The National Electric Power Regulatory Authority (NEPRA) has approved an increase in electricity rates by up to Rs. 2.56 per unit under the fuel charges adjustment (FCA) mechanism, to be reflected in August bills.
This hike will impose an additional financial burden of Rs. 33.45 billion on power consumers, potentially rising to Rs. 39 billion when accounting for the 18 percent general sales tax (GST).
The adjustment addresses the gap between the actual cost of power generation and the previously charged rates. The rise in generation costs was primarily driven by higher prices for liquefied natural gas (LNG) and oil, coupled with a decrease in electricity demand.
The increase will affect all consumer categories except electric vehicle charging stations and lifeline consumers. Initially, state-run power distribution companies (DISCOs) sought permission to charge an additional Rs. 2.63 per unit, citing a higher-than-expected fuel cost of Rs. 9.77 per unit compared to the reference cost of Rs. 7.14 per unit.

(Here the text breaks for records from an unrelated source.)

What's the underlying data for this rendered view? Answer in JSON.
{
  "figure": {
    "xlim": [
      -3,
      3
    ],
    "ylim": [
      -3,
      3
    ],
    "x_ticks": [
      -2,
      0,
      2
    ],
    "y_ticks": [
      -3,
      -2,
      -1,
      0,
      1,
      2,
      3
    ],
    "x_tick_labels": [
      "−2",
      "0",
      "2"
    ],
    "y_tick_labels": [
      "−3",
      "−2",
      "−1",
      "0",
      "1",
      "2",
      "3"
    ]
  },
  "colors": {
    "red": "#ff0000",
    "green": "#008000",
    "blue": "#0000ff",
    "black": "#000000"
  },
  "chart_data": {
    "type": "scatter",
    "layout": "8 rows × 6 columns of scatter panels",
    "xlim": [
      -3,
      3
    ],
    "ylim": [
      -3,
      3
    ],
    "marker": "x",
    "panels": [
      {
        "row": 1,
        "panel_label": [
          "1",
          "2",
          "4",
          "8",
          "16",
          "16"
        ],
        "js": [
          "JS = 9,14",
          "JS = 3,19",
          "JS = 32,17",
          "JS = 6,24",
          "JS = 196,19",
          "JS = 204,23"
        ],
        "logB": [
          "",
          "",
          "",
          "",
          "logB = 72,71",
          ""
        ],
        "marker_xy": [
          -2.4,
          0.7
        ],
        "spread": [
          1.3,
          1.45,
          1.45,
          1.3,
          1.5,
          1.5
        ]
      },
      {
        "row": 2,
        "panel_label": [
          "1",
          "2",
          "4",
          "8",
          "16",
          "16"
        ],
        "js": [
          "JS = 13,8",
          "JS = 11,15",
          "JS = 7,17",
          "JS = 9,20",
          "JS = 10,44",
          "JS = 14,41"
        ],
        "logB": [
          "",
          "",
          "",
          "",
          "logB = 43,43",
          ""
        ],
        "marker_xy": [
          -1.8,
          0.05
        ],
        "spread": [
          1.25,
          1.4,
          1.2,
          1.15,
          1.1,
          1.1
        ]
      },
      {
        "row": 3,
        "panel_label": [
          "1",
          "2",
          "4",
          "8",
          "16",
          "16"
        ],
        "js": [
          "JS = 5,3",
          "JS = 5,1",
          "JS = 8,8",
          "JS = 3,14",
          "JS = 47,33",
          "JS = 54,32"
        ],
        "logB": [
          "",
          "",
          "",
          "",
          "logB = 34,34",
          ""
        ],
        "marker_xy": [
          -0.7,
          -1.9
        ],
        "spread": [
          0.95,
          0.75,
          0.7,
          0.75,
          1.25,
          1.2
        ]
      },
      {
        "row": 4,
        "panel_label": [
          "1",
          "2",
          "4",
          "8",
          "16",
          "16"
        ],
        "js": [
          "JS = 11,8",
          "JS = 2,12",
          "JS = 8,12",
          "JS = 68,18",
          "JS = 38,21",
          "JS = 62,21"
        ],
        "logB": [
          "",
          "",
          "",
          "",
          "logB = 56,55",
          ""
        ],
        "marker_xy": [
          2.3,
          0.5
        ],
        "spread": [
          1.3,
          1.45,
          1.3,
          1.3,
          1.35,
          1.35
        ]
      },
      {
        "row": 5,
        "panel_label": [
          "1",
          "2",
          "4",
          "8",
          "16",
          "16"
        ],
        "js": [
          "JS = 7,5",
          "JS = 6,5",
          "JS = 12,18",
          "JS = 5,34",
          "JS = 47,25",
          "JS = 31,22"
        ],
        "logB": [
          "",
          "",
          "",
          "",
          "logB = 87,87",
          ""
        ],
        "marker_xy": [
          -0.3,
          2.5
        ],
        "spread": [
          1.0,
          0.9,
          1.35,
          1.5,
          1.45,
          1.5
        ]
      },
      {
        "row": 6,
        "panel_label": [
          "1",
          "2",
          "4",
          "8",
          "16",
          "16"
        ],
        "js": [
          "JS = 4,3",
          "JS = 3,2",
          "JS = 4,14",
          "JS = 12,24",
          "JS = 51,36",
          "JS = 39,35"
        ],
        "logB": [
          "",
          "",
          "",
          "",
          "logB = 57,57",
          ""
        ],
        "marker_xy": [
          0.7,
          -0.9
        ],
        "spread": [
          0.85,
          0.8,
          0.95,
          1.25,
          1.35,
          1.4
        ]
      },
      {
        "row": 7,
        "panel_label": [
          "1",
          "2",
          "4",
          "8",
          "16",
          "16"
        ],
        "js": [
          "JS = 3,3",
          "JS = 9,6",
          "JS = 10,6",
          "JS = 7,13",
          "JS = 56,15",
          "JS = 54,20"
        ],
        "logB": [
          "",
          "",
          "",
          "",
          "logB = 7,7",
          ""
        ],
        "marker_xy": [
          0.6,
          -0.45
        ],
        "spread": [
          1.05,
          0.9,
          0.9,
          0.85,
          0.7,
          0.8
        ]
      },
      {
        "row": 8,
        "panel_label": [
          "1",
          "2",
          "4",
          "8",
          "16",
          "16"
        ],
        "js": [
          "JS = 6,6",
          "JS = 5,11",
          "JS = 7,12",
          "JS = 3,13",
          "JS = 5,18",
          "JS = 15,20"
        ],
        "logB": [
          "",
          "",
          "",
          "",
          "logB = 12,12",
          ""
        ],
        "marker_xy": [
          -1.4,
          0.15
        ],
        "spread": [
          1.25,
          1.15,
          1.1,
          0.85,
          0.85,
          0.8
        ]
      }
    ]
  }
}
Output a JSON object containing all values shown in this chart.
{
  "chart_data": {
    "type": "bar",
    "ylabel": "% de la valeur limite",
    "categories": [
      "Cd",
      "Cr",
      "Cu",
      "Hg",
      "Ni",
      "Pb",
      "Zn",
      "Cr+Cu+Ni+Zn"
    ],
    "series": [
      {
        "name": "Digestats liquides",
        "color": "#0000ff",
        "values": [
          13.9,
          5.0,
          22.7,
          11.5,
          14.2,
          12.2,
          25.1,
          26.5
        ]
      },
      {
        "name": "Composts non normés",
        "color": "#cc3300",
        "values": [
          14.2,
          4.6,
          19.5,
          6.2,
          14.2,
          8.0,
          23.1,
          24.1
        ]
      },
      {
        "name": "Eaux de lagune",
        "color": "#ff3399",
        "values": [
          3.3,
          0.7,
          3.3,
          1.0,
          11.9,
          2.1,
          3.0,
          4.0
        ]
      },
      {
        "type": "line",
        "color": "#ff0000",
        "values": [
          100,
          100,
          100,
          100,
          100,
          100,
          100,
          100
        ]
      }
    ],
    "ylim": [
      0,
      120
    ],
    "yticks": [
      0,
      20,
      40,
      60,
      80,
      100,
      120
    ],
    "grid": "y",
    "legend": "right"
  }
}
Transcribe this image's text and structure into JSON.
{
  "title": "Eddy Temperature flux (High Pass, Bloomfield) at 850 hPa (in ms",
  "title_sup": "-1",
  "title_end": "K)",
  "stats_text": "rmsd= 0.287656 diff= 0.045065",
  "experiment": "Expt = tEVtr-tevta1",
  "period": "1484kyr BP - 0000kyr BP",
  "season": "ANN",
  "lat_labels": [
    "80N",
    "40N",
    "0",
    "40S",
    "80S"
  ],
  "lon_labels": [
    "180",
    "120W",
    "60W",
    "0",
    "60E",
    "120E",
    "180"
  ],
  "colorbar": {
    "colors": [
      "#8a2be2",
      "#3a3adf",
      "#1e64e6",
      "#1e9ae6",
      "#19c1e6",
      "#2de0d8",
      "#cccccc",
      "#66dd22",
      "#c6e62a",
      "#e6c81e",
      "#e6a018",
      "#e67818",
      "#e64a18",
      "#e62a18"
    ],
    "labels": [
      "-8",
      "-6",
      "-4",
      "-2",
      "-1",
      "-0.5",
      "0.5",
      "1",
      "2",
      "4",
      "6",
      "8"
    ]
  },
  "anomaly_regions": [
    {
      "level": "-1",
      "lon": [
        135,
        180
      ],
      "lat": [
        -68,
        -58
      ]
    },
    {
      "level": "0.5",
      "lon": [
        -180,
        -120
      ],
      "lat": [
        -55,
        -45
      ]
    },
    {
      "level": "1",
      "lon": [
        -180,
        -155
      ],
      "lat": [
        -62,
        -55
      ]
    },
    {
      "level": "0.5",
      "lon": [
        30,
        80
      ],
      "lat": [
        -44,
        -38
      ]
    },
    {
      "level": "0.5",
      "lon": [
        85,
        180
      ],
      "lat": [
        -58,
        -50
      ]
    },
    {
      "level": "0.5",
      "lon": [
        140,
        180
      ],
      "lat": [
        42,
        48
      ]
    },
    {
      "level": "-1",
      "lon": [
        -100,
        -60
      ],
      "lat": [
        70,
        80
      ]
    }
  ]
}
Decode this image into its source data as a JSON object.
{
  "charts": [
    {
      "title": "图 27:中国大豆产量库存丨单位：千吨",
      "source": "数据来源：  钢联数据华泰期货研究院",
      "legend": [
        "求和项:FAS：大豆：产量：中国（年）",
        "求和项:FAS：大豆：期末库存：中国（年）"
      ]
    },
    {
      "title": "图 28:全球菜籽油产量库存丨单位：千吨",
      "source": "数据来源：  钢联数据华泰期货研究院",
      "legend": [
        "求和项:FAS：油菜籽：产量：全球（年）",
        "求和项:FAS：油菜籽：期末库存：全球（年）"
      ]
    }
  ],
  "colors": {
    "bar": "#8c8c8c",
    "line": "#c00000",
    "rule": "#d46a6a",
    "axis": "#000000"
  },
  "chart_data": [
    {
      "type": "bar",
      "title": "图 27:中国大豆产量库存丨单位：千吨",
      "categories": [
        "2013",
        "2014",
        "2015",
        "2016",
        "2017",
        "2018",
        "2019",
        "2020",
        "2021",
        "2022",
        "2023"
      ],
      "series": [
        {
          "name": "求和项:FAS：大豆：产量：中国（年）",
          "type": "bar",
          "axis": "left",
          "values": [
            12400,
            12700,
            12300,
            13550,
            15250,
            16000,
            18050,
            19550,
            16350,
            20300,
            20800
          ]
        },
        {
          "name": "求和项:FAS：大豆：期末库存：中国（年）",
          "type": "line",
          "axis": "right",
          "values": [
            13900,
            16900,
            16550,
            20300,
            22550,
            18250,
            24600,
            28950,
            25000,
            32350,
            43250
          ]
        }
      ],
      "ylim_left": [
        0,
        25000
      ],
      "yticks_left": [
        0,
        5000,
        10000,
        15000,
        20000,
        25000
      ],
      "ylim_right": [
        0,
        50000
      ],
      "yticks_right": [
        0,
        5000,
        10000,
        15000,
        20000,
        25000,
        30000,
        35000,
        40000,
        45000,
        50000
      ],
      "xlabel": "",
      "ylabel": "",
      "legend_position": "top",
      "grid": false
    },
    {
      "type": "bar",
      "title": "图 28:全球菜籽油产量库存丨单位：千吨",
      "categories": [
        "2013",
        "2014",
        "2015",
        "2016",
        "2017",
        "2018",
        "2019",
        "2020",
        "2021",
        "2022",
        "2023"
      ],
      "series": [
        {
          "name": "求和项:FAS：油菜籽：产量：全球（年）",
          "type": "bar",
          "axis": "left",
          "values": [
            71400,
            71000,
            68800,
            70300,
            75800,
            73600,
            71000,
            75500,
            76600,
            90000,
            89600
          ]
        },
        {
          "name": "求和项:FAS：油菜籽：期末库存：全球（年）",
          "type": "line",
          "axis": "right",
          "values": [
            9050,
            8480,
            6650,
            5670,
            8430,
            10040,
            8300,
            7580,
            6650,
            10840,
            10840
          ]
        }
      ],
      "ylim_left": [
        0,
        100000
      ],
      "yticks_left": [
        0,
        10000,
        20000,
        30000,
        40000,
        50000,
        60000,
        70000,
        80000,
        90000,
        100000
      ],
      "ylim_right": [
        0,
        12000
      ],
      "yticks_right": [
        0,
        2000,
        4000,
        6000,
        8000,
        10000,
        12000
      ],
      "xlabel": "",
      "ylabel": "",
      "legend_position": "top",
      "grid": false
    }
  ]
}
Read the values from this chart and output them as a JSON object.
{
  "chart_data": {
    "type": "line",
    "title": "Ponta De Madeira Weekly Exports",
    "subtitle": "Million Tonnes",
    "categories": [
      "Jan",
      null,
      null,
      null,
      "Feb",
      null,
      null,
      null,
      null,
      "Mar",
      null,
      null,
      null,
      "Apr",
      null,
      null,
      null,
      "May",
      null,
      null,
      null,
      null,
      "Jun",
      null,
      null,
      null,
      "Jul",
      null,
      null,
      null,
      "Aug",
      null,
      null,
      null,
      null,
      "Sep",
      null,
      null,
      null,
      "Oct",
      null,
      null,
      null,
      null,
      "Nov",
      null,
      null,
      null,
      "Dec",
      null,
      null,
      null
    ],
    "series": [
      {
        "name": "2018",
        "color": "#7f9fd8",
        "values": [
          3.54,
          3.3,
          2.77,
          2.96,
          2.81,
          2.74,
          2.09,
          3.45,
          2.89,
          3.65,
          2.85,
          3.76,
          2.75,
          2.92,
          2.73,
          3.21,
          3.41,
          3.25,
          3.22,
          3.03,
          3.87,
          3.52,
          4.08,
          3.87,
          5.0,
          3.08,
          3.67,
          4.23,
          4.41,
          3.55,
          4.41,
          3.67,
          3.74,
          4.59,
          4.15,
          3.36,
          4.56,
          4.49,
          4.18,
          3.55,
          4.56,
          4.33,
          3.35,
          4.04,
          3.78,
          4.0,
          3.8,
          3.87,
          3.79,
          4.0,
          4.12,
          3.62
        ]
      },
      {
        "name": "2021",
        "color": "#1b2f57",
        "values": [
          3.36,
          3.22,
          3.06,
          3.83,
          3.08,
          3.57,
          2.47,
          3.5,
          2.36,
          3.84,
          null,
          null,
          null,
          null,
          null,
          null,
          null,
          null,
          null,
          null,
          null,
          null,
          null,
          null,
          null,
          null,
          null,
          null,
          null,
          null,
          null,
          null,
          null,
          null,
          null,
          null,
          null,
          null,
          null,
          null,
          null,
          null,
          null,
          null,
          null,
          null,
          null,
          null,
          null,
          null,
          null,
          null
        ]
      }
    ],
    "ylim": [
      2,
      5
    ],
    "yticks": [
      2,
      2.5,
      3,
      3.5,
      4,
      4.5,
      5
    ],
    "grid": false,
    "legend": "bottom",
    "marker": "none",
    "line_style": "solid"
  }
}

During a public hearing on July 31, the Central Power Purchasing Agency (CPPA) highlighted several factors contributing to the increased costs. These included lower-than-expected generation from hydro and local coal sources, the outage of the Neelum-Jhelum Hydropower Project, and the necessity to utilize fuels like RLNG, which were not a significant part of the reference mix, due to system requirements. This led to a 10 percent shortfall in actual generation.
In June, the country generated 13,459 gigawatt-hours (GWh) of electricity at a fuel cost of Rs. 119.7 billion, translating to Rs. 8.89 per unit. Of this, 13,071 GWh were delivered to DISCOs for Rs. 127.7 billion (Rs. 9.77 per unit). The fuel cost adjustment for June 2024, at Rs. 2.63 per unit, marks a 40 percent increase compared to last year’s Rs. 1.88 per unit.